Vigo
Solar Addict
So apparently i dont know how to rotate that pic, but anyway…
Found this little love note from the local utility on the back page of the local newspaper today. It appears to be saying ‘please stop calling us to complain and blaming us’. I went 100% offgrid in late May and the May bill is the last one i hope to give to this utility for a long while. I dont even have anything against them! I think we’ve got it pretty good down here with CPS, compared to most places.

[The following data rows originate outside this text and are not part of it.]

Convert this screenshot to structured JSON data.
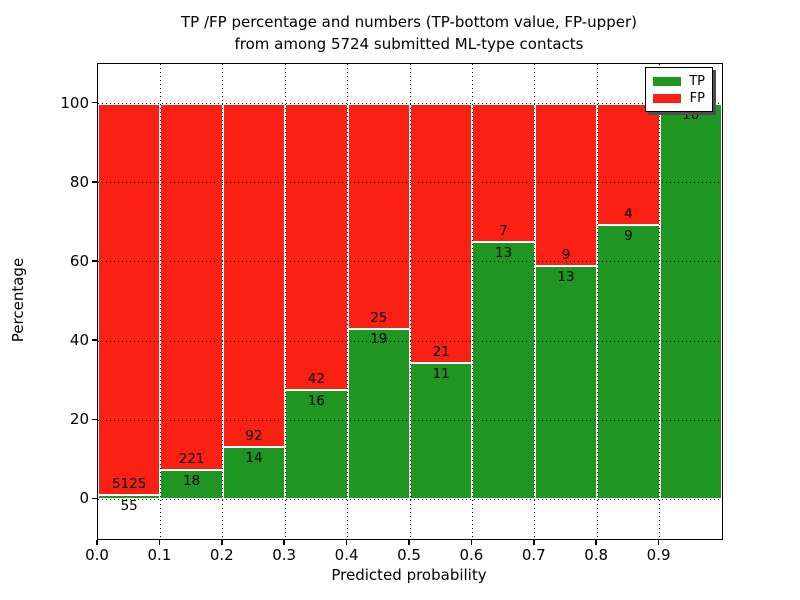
{
  "title": {
    "line1": "TP /FP percentage and numbers (TP-bottom value, FP-upper)",
    "line2": "from among 5724 submitted ML-type contacts"
  },
  "axes": {
    "xlabel": "Predicted probability",
    "ylabel": "Percentage",
    "x_tick_labels": [
      "0.0",
      "0.1",
      "0.2",
      "0.3",
      "0.4",
      "0.5",
      "0.6",
      "0.7",
      "0.8",
      "0.9"
    ],
    "y_tick_labels": [
      "0",
      "20",
      "40",
      "60",
      "80",
      "100"
    ]
  },
  "legend": {
    "items": [
      {
        "label": "TP",
        "color": "#1f9622"
      },
      {
        "label": "FP",
        "color": "#fa2014"
      }
    ]
  },
  "chart_data": {
    "type": "bar",
    "stacked": true,
    "normalized_to_percent": true,
    "title": "TP /FP percentage and numbers (TP-bottom value, FP-upper) from among 5724 submitted ML-type contacts",
    "xlabel": "Predicted probability",
    "ylabel": "Percentage",
    "categories": [
      "0.0-0.1",
      "0.1-0.2",
      "0.2-0.3",
      "0.3-0.4",
      "0.4-0.5",
      "0.5-0.6",
      "0.6-0.7",
      "0.7-0.8",
      "0.8-0.9",
      "0.9-1.0"
    ],
    "x_bin_edges": [
      0.0,
      0.1,
      0.2,
      0.3,
      0.4,
      0.5,
      0.6,
      0.7,
      0.8,
      0.9,
      1.0
    ],
    "series": [
      {
        "name": "TP",
        "color": "#1f9622",
        "values": [
          55,
          18,
          14,
          16,
          19,
          11,
          13,
          13,
          9,
          10
        ]
      },
      {
        "name": "FP",
        "color": "#fa2014",
        "values": [
          5125,
          221,
          92,
          42,
          25,
          21,
          7,
          9,
          4,
          0
        ]
      }
    ],
    "tp_percent": [
      1.06,
      7.53,
      13.21,
      27.59,
      43.18,
      34.38,
      65.0,
      59.09,
      69.23,
      100.0
    ],
    "total_contacts": 5724,
    "x_ticks": [
      0.0,
      0.1,
      0.2,
      0.3,
      0.4,
      0.5,
      0.6,
      0.7,
      0.8,
      0.9
    ],
    "y_ticks": [
      0,
      20,
      40,
      60,
      80,
      100
    ],
    "xlim": [
      0.0,
      1.0
    ],
    "ylim": [
      -10,
      110
    ],
    "grid": true,
    "grid_style": "dotted-black-above-bars",
    "bar_edge_color": "#ffffff",
    "legend_position": "upper right"
  }
}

But this is the weather i went off grid in, almost overnight. We moved a mobile home onto a property with no grid connection. My wife and kids stayed away for the first 3 nights while i pieced things together (water and septic plumbing too). There were some nights in the beginning where we woke up to no ac because i didn’t have enough battery to make it through the night without turning the thermostat up pretty far, but i fixed that pretty quick. A difference of just maybe $500 more bucks spent on the front end would have avoided that entirely, $1000 more would have given me a pretty big margin.

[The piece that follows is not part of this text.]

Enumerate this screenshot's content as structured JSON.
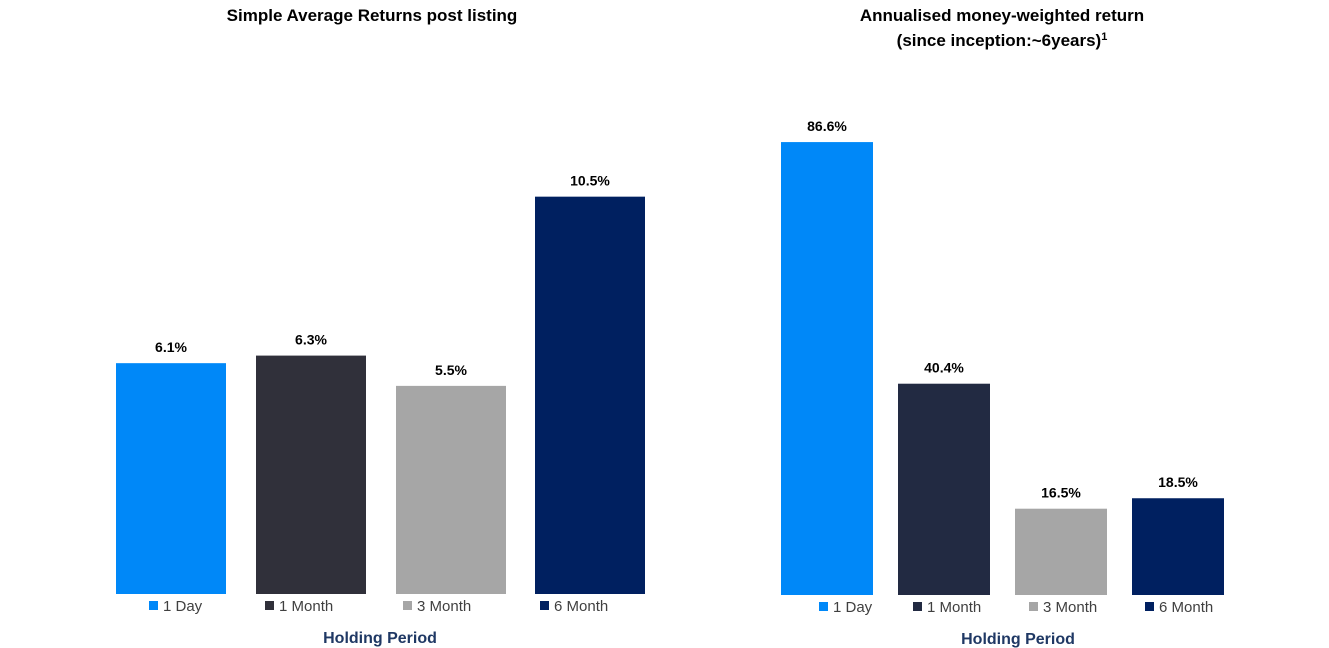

Once i got past the first week or so, we’ve lived comfortably through all that red every day since then. It’s very difficult for me to get my structure into the 60s inside, but low 70s is guaranteed every day. It still seems like prevailing opinion is that AC is a hard thing to do on solar, but ive been doing it all summer with NO grid backup on my ‘first try’ and we’re already over the hump.
The only reason i’m posting this as ‘advice’ is just to say if you want to go off-grid, just do it. At this point a lot of the equipment is so cheap that even things like cooling a giant box on top of a hill with no shade in San Antonio Texas during a drought is not only possible but arguably not that expensive either. There are some large houses in my region that will have given CPS the same amount of money over this summer as what i spent to take my small house entirely off grid.